Alpini a Rimini, 150 racconti di abusi sessuali raccolti da ‘Non una di meno’. Ma non risultano denunce

9 Mag 2022 20:52 - di Elsa Corsini

Molestie sessuali? Battutine? Palpeggiamenti? Salgono a 150 le denunce, per ora informali, di abusi sessuali raccolte dal collettivo delle femministe “Non una di meno” di Rimini contro gli alpini. La città romagnola, infatti, ha ospitato la 93esima adunata nazionale delle penne nere. Oltre 80mila a sfilare. “Una sfida vinta”, dice il sindaco Jamil Sadegholvaad. Una vittoria rovinata dalla denuncia, scrive Repubblica con dovizia di particolari,  di abusi sessuali. In meno di un giorno si è passati da 40 testimonianze femminili a 150. Ma nessuna vittima finora è andata in commissariato a denunciare.

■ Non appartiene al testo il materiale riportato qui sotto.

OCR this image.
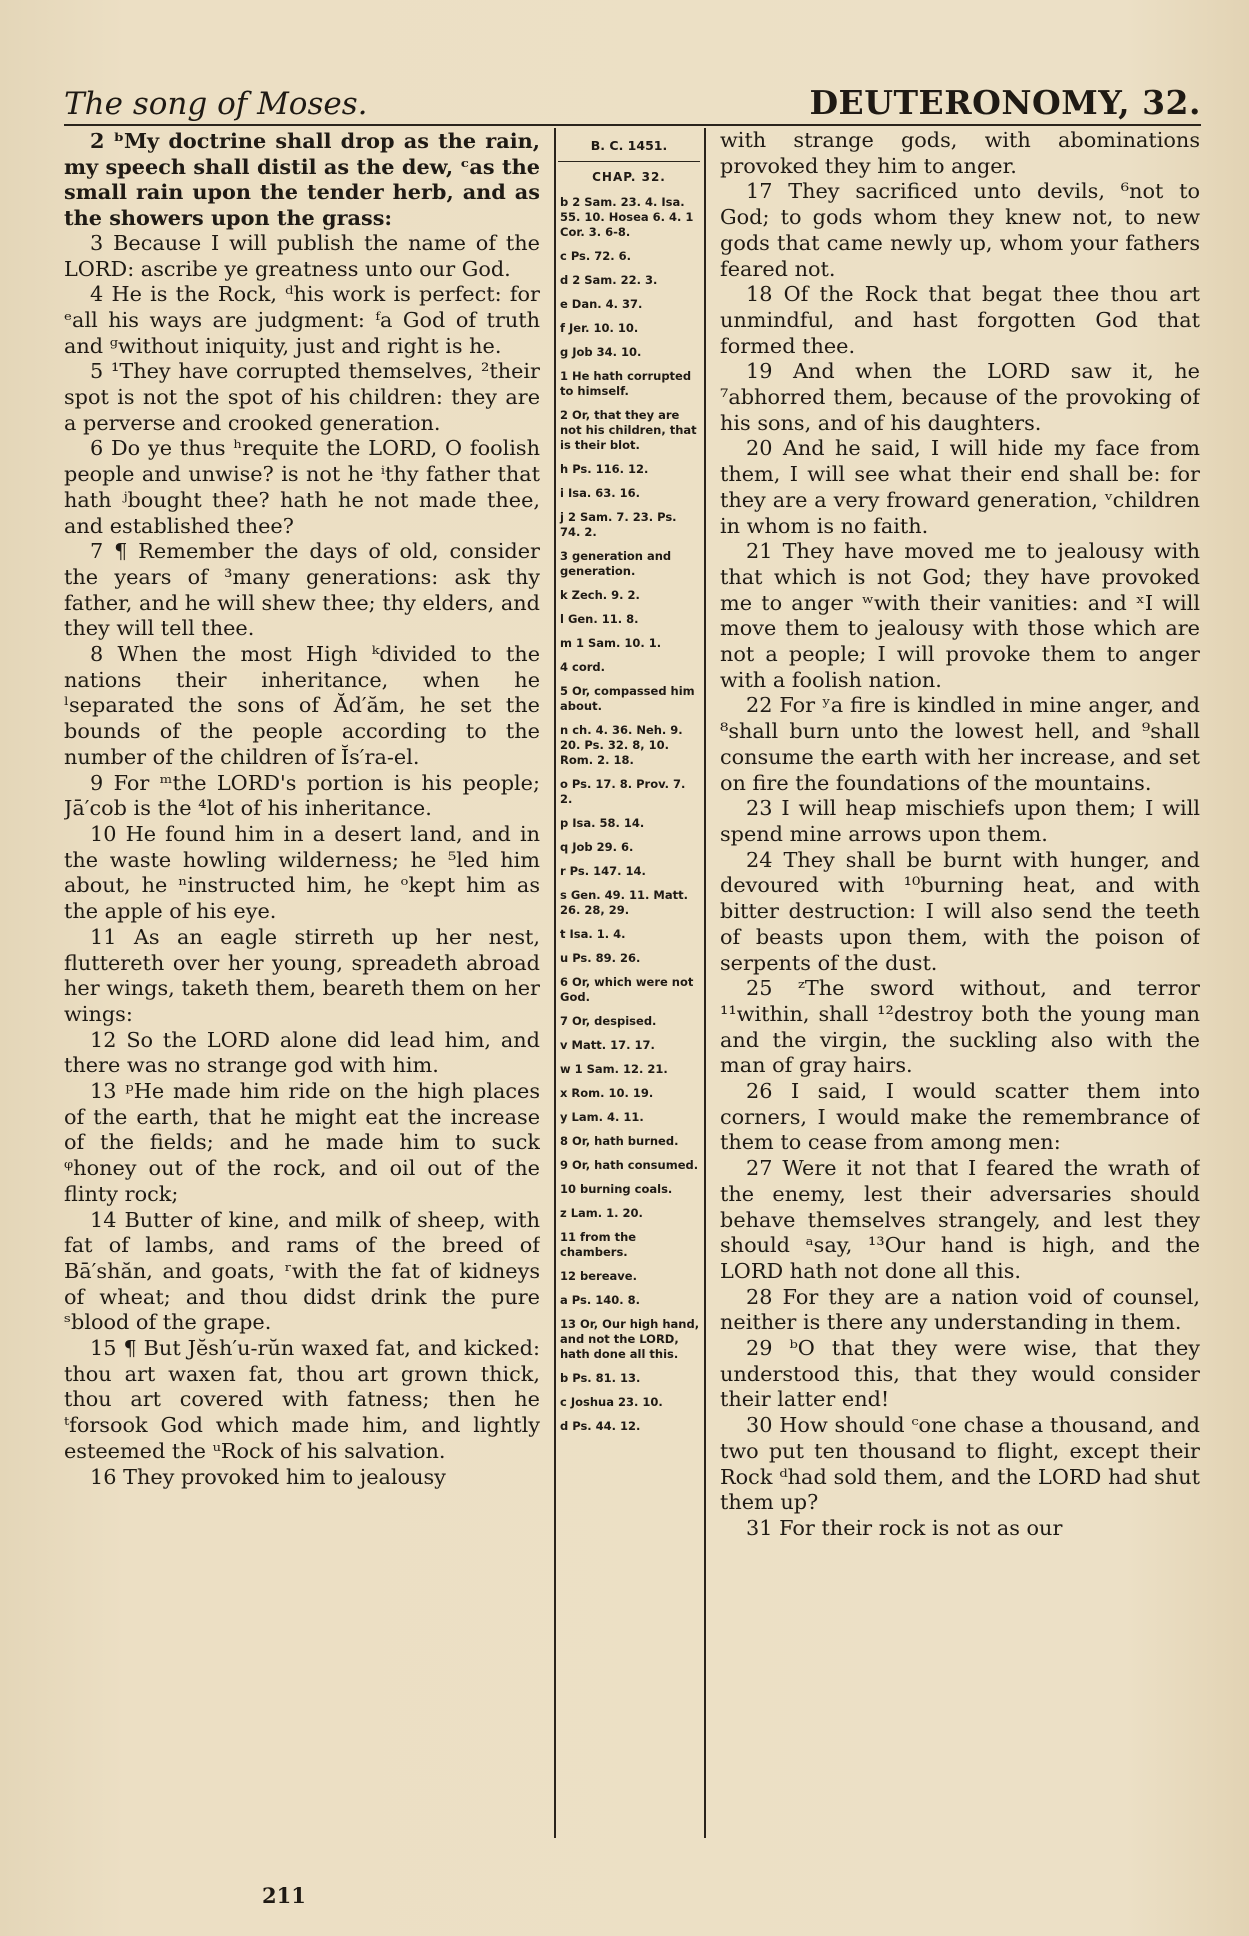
The song of Moses.	DEUTERONOMY, 32.

2 ᵇMy doctrine shall drop as the rain, my speech shall distil as the dew, ᶜas the small rain upon the tender herb, and as the showers upon the grass:

3 Because I will publish the name of the LORD: ascribe ye greatness unto our God.

4 He is the Rock, ᵈhis work is perfect: for ᵉall his ways are judgment: ᶠa God of truth and ᵍwithout iniquity, just and right is he.

5 ¹They have corrupted themselves, ²their spot is not the spot of his children: they are a perverse and crooked generation.

6 Do ye thus ʰrequite the LORD, O foolish people and unwise? is not he ⁱthy father that hath ʲbought thee? hath he not made thee, and established thee?

7 ¶ Remember the days of old, consider the years of ³many generations: ask thy father, and he will shew thee; thy elders, and they will tell thee.

8 When the most High ᵏdivided to the nations their inheritance, when he ˡseparated the sons of Ăd′ăm, he set the bounds of the people according to the number of the children of Ĭs′ra-el.

9 For ᵐthe LORD's portion is his people; Jā′cob is the ⁴lot of his inheritance.

10 He found him in a desert land, and in the waste howling wilderness; he ⁵led him about, he ⁿinstructed him, he ᵒkept him as the apple of his eye.

11 As an eagle stirreth up her nest, fluttereth over her young, spreadeth abroad her wings, taketh them, beareth them on her wings:

12 So the LORD alone did lead him, and there was no strange god with him.

13 ᵖHe made him ride on the high places of the earth, that he might eat the increase of the fields; and he made him to suck ᵠhoney out of the rock, and oil out of the flinty rock;

14 Butter of kine, and milk of sheep, with fat of lambs, and rams of the breed of Bā′shăn, and goats, ʳwith the fat of kidneys of wheat; and thou didst drink the pure ˢblood of the grape.

15 ¶ But Jĕsh′u-rŭn waxed fat, and kicked: thou art waxen fat, thou art grown thick, thou art covered with fatness; then he ᵗforsook God which made him, and lightly esteemed the ᵘRock of his salvation.

16 They provoked him to jealousy

B. C. 1451.
CHAP. 32.
b 2 Sam. 23. 4. Isa. 55. 10. Hosea 6. 4. 1 Cor. 3. 6-8.
c Ps. 72. 6.
d 2 Sam. 22. 3.
e Dan. 4. 37.
f Jer. 10. 10.
g Job 34. 10.
1 He hath corrupted to himself.
2 Or, that they are not his children, that is their blot.
h Ps. 116. 12.
i Isa. 63. 16.
j 2 Sam. 7. 23. Ps. 74. 2.
3 generation and generation.
k Zech. 9. 2.
l Gen. 11. 8.
m 1 Sam. 10. 1.
4 cord.
5 Or, compassed him about.
n ch. 4. 36. Neh. 9. 20. Ps. 32. 8, 10. Rom. 2. 18.
o Ps. 17. 8. Prov. 7. 2.
p Isa. 58. 14.
q Job 29. 6.
r Ps. 147. 14.
s Gen. 49. 11. Matt. 26. 28, 29.
t Isa. 1. 4.
u Ps. 89. 26.
6 Or, which were not God.
7 Or, despised.
v Matt. 17. 17.
w 1 Sam. 12. 21.
x Rom. 10. 19.
y Lam. 4. 11.
8 Or, hath burned.
9 Or, hath consumed.
10 burning coals.
z Lam. 1. 20.
11 from the chambers.
12 bereave.
a Ps. 140. 8.
13 Or, Our high hand, and not the LORD, hath done all this.
b Ps. 81. 13.
c Joshua 23. 10.
d Ps. 44. 12.

with strange gods, with abominations provoked they him to anger.

17 They sacrificed unto devils, ⁶not to God; to gods whom they knew not, to new gods that came newly up, whom your fathers feared not.

18 Of the Rock that begat thee thou art unmindful, and hast forgotten God that formed thee.

19 And when the LORD saw it, he ⁷abhorred them, because of the provoking of his sons, and of his daughters.

20 And he said, I will hide my face from them, I will see what their end shall be: for they are a very froward generation, ᵛchildren in whom is no faith.

21 They have moved me to jealousy with that which is not God; they have provoked me to anger ʷwith their vanities: and ˣI will move them to jealousy with those which are not a people; I will provoke them to anger with a foolish nation.

22 For ʸa fire is kindled in mine anger, and ⁸shall burn unto the lowest hell, and ⁹shall consume the earth with her increase, and set on fire the foundations of the mountains.

23 I will heap mischiefs upon them; I will spend mine arrows upon them.

24 They shall be burnt with hunger, and devoured with ¹⁰burning heat, and with bitter destruction: I will also send the teeth of beasts upon them, with the poison of serpents of the dust.

25 ᶻThe sword without, and terror ¹¹within, shall ¹²destroy both the young man and the virgin, the suckling also with the man of gray hairs.

26 I said, I would scatter them into corners, I would make the remembrance of them to cease from among men:

27 Were it not that I feared the wrath of the enemy, lest their adversaries should behave themselves strangely, and lest they should ᵃsay, ¹³Our hand is high, and the LORD hath not done all this.

28 For they are a nation void of counsel, neither is there any understanding in them.

29 ᵇO that they were wise, that they understood this, that they would consider their latter end!

30 How should ᶜone chase a thousand, and two put ten thousand to flight, except their Rock ᵈhad sold them, and the LORD had shut them up?

31 For their rock is not as our

211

Alpini a Rimini, 150 racconti di molestie sessuali

Si parla di insulti, frasi sessiste, palpeggiamenti nei bar o lungo le strade.  “Mentre tornavo a casa mi hanno fermato e al mio categorico no al loro invito a ballare mi hanno fischiato”, racconta una ragazza sui social. “Hanno cercato di abbracciarmi e toccarmi ovunque, mi hanno detto che ero una “bella passerotta giovane”.  E ancora, via twitter: “Sono una barista riminese. Un alpino ha mimato un atto sessuale mentre mi giravo per sparecchiare”. Stando al resoconto di Repubblica, edizione bolognese, c’è chi ha pianto, chi ha reagito. E chi si è rivolta agli agenti sul posto per sottrarsi alle aggressioni. Nessuna però avrebbe denunciato formalmente la violenza subita. Un’altra donna racconta di essere stata insultata per tutta la giornata.

Catcalling o violenza sessuale?

Difficile ancora capire, vista l’assenza di denunce ufficiali e relative indagini, che cosa sia realmente successo. Se si sono registrati esecrabili episodi di violenza sessuale, da denunciare e punire, o se qualche, pur sempre criticabile, ‘apprezzamento’  sia stata montata ad arte dalla rete delle femministe per screditare il corpo degli alpini. Colpisce che, prima ancora della adunata “Non Una di Meno“, insieme a Pride Off e al centro sociale Casa Madiba, abbiano aperto uno spazio su Instagram a titolo “preventivo”. Al grido di “Alpino molesto, se mi tocchi ti calpesto”. “Perché – spiegano – avevamo ricevuto già denunce simili in precedenti adunate degli alpini”. “Siamo state inondate di messaggi”, spiegano. “Ora vedremo come sostenere le persone per eventuali denunce alle forze dell’ordine”. “Le donne e le persone lgbtqia+ – si legge nel sito dell’associazione femminista – sono state prese d’assalto da orde di maschi imbevuti di machismo militaresco e ‘allegria’, che si é tradotta in catcalling senza freno”.

Nessuna denuncia formale alla polizia

“Il problema – precisano da Non una di meno – non riguarda solo gli alpini. E nessuno generalizza contro la loro categoria, è un problema di una cultura sessista e patriarcale diffusa e che persiste”. Il fenomeno è antico, ma il nome è fresco di conio. Si chiama catcalling, nuova voce della Treccani, ovvero molestie per lo più verbali in strada. Le denunce non riguardano direttamente i militari in servizio, ma genericamente chi arriva alle adunate come pubblico. E magari prende il cappello e lo indossa senza sapere nulla degli alpini.  Sul sito dell’Associazione nazionale alpini si trova un decalogo dell’adunata dove viene definita “l’ubriachezza uno dei peggiori vizi dell’uomo”. E dove si richiama al “rispetto per il gentil sesso”.